When bureaucrats play Tetris with cultural institutions, the blocks never fit quite right. Kirill Krok, the fiery-tongued director of Vakhtangov Theatre, has unleashed a torrent of criticism against Moscow's controversial theatre merger scheme, comparing the forced unions to "marrying a ballet dancer to a heavy metal drummer."
The cultural earthquake began when authorities decided to weld together the avant-garde Hermitage Theatre with the more traditional Sphere Theatre - two institutions sharing nothing but proximity in the same garden. "It's like serving caviar on a paper plate," Krok scoffed during our conversation, his voice dripping with the kind of theatrical disdain usually reserved for bad opening nights.
Particular venom was reserved for the marriage of student-driven MOST Theatre with the century-old Mossovet Theatre. "You might as well combine a kindergarten with a university faculty," Krok remarked, his fingers drumming an impatient rhythm on his oak desk. "Different audiences, different purposes, different souls."
Krok dismantled the economic justification with surgical precision: "Saving one director's salary won't repave a single Moscow alleyway." His math cut through the bureaucratic fog - even with benefits and taxes accounted for, the savings amount to less than a rounding error in the city's multibillion-ruble budget.
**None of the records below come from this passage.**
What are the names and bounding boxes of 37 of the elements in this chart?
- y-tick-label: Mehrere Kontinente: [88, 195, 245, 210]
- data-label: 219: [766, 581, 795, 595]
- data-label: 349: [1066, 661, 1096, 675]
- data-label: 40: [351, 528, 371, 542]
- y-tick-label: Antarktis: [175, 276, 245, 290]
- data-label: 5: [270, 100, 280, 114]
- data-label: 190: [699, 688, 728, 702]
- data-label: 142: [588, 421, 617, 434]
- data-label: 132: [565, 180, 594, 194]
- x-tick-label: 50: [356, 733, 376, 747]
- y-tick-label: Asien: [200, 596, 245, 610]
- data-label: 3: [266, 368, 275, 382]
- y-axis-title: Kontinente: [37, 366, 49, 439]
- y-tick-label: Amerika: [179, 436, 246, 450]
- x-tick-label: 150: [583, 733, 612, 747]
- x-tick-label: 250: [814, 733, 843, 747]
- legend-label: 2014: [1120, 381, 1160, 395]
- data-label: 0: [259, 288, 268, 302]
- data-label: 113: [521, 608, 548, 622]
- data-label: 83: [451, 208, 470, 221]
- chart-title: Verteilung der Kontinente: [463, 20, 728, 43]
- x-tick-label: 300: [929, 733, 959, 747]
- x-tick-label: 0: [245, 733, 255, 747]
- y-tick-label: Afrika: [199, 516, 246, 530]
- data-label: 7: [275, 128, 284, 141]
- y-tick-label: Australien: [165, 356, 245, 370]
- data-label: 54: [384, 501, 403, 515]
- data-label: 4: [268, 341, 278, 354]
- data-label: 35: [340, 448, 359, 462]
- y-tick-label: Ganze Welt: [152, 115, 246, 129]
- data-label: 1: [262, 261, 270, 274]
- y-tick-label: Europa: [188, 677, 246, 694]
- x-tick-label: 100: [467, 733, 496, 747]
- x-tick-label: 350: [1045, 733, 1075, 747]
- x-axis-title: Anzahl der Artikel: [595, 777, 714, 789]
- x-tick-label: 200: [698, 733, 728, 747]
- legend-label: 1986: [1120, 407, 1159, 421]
Behind the financial theater, Krok detects a more ominous plot - the slow homogenization of Moscow's cultural landscape. "Soon we'll have theatrical Big Macs," he warned, "identical in every district, with extra fries of mediocrity." The veteran director sees the mergers as the first act in a tragedy where unique artistic voices get drowned out by administrative convenience.
As our conversation turned to recent controversies, Krok didn't soften his stance. When asked about collaborating with recently paroled actors, his response could have frozen vodka: "My stage isn't a rehabilitation center for intoxicated performers." The message was clear - in Krok's theatre, artistic standards remain the uncompromising director of every production.